Tiefer Friede ruhte über der Welt. Auch der lang hinausgesponnene 
Kampf des Winters mit dem Sommer war beendet, und der warme 
Sonnenschein war zur Herrschaft gekommen. Die Eisenbahnzüge füllten 
sich täglich mehr mit fröhlich den Städten entfliehenden Reisenden; Kranke 
und Angegriffene eilten hoffnungsvoll in die Bäder, in die Berge, an 
die See 
Auch das alte Bad Ems hatte sich ueu belebt durch zahlreichen Zuzug 
aus allen Teilen der Erde. In dem waldigen, bergumschlossenen Tale, wo 
die Lahn ihre klare Flut rheinwärts rollt, umschwirrten die verschiedensten 
Sprachen die warmsprudelnden Heilquellen, und vornehme Herren und 
Damen ergingen sich in den daran grenzenden Anlagen. 
Seit einigen Wochen ragte eine hohe und mächtige Gestalt um 
Haupteslänge hervor, ein Greis mit silberweißem Haar und Bart, aber 
jugendfrisch noch in seinem Schritt und in seiner ganzen Erscheinung. Meist 
in einfacher, schwarzer Kleidung erscheinend, verriet doch seine feste, stramme 
Haltung auf den ersten Blick den Soldaten; ein schärferes Auge entdeckte 
unter dem einfachen und leutseligen Wesen des alten Herrn den hoch— 
gebornen Fürsten. 
Es ist König Wilhelm, der sich alljährlich nach dem anstrengenden, 
arbeitsvollen Winter in Ems einige Wochen Erholung gönnt, obgleich er 
auch hier noch täglich stundenlang mit seinen Räten arbeitet. In dem 
warmen Sprudel, der hier heilkräftig der Talsohle entquillt, will er sich 
erfrischen und stärken zu neuer Arbeit. Die Bewohner des Städtchens 
wie seine regelmäßigen Besucher freuen sich jedesmal über seine Ankunft; 
jedermann hat ihn lieb wie einen alten Freund. 

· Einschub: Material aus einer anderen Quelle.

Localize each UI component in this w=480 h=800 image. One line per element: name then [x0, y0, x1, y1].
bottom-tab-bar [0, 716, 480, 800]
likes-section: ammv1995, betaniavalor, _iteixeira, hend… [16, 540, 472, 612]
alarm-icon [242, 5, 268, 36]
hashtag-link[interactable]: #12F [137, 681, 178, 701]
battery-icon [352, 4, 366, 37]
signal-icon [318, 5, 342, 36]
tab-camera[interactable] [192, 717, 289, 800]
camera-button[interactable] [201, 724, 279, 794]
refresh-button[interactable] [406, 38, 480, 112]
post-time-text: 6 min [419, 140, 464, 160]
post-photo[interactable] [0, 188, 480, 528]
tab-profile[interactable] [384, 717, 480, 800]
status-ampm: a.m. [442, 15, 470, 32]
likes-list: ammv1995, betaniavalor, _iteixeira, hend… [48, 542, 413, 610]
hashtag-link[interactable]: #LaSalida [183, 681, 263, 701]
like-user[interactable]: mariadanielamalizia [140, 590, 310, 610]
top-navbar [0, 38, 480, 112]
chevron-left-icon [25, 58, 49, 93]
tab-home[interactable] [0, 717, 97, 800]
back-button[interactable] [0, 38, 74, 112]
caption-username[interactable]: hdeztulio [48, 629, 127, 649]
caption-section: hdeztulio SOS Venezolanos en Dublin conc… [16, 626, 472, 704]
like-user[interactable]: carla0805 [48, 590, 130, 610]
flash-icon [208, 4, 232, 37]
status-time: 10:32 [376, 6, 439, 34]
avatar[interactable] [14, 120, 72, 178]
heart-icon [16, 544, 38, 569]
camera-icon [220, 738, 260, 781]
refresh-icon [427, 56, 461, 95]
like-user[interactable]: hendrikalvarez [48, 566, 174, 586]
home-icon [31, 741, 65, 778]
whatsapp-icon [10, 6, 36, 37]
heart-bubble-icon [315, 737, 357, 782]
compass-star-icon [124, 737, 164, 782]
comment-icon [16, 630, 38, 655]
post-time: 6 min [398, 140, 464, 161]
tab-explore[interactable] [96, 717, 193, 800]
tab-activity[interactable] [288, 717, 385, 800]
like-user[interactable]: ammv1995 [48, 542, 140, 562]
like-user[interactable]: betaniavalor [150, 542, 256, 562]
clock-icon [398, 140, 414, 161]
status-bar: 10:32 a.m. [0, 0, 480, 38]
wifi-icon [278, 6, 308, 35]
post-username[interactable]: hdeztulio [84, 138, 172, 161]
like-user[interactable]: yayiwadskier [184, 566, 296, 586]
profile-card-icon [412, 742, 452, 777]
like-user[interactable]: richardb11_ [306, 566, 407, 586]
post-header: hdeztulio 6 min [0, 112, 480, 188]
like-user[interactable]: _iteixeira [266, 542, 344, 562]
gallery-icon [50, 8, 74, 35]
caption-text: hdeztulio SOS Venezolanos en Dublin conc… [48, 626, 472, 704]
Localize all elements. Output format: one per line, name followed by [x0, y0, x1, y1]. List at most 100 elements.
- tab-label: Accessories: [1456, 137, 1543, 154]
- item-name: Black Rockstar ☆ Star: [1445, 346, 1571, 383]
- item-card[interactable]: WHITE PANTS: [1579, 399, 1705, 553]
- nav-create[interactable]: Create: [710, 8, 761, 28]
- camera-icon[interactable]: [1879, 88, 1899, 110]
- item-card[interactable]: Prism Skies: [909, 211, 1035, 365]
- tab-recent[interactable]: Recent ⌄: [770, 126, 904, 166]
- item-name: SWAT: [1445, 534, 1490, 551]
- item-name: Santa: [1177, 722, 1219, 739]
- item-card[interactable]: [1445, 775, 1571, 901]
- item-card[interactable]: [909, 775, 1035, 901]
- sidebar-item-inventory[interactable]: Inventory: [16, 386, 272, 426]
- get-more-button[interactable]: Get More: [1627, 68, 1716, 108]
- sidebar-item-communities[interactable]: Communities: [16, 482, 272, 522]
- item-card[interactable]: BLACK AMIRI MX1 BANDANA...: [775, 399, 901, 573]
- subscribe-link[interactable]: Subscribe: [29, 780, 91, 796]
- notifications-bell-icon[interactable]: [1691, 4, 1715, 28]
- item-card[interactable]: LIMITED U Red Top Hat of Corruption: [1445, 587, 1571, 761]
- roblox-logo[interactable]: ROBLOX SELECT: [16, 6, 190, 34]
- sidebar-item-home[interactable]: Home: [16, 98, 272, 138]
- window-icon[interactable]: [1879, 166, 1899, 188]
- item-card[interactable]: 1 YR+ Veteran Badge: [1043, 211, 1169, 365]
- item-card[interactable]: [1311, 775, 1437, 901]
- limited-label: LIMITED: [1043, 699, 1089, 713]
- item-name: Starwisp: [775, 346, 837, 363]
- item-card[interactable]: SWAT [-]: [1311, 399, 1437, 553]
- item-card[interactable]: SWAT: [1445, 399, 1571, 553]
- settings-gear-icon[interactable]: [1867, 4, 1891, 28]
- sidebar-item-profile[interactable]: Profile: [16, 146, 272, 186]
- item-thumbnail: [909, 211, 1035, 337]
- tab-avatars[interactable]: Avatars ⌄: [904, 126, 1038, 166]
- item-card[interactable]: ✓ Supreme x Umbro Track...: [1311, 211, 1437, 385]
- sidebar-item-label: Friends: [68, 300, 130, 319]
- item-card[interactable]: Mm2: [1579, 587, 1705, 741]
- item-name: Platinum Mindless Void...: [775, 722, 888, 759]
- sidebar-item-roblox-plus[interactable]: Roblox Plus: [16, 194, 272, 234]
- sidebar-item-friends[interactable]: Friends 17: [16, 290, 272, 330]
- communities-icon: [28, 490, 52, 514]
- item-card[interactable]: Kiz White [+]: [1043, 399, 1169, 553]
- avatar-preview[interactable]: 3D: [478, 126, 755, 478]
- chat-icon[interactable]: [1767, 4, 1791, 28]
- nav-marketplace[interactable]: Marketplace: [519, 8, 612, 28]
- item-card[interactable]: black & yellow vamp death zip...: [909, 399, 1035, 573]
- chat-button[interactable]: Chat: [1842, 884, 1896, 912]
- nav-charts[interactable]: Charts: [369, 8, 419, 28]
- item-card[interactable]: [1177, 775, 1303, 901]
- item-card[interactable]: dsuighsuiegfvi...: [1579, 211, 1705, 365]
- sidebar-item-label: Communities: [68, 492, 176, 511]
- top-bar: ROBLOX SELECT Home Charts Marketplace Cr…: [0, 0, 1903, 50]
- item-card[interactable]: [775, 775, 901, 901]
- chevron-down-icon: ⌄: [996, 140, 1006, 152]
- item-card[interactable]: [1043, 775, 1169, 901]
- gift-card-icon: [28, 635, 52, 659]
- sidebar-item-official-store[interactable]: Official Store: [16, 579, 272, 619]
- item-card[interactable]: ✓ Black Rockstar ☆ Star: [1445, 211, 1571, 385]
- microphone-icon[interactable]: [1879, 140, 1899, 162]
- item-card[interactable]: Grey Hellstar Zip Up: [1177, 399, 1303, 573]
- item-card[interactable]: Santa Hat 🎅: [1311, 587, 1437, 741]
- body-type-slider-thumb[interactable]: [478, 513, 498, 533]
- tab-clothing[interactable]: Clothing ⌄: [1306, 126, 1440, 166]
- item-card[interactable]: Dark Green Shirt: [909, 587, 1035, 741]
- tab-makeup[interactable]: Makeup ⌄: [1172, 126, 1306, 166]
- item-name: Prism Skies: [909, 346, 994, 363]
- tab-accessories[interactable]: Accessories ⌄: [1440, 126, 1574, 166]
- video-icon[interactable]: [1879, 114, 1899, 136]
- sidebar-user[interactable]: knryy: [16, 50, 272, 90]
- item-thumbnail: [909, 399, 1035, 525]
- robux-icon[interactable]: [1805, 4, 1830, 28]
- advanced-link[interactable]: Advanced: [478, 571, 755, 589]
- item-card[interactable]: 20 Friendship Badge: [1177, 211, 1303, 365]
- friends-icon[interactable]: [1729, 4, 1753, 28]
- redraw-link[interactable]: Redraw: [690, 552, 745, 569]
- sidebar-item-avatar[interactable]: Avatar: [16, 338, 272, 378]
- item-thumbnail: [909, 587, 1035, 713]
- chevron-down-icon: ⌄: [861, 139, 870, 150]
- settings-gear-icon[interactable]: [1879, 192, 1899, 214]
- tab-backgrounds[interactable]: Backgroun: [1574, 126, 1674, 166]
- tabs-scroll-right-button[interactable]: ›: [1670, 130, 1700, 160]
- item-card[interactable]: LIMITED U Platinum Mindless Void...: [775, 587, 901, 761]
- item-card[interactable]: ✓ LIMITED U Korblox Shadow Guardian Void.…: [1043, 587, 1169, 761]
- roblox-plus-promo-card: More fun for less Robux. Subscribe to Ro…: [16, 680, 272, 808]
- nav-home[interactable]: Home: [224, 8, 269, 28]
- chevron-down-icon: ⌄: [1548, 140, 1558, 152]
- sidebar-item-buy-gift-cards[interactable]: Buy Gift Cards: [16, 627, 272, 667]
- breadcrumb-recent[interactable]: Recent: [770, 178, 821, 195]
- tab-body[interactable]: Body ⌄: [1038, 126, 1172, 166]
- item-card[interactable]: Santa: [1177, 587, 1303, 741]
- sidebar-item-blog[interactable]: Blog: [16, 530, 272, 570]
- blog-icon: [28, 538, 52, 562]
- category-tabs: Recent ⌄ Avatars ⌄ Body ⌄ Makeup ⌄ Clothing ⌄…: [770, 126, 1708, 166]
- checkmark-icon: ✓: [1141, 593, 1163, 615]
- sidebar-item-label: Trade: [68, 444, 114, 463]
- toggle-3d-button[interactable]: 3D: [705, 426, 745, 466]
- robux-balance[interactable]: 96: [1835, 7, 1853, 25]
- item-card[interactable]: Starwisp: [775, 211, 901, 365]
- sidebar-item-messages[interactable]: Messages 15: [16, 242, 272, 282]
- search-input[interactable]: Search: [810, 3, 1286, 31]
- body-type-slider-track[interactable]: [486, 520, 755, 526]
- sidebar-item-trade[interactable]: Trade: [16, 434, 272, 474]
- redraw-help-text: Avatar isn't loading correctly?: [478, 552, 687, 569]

Vor allem ist er gern gesehen bei der Kinderwelt zu Ems. Wie 
denken sich die Kleinen einen König doch so ganz anders, ehe sie einen 
echten und wirklichen gesehen! Dieser trägt keine goldene Krone und 
keinen Purpurmantel, ja nicht einmal Zepter und Reichsapfel, wie sie's 
aus den Bilderbüchern wissen. Er hat meist nur ein Stöckchen in der 
einen, eine Zigarre in der andern Hand gerade wie Papa, und er trägt 
gewöhnlich einen Hut und einen schwarzen Rock mit weißer Weste gerade 
wie Onkel. Doch wenn er auch im Militärrock und mit der Soldaten— 
mütze spazieren geht, sieht er so freundlich und Zutrauen erweckend aus, 
daß sich keins vor ihm fürchtet. Und wenn eins ihm die Hand gibt trotz 
des Verbots der Mama, so schilt er nicht, sondern lächelt freundlich und 
schüttelt das Händchen ganz herzlich.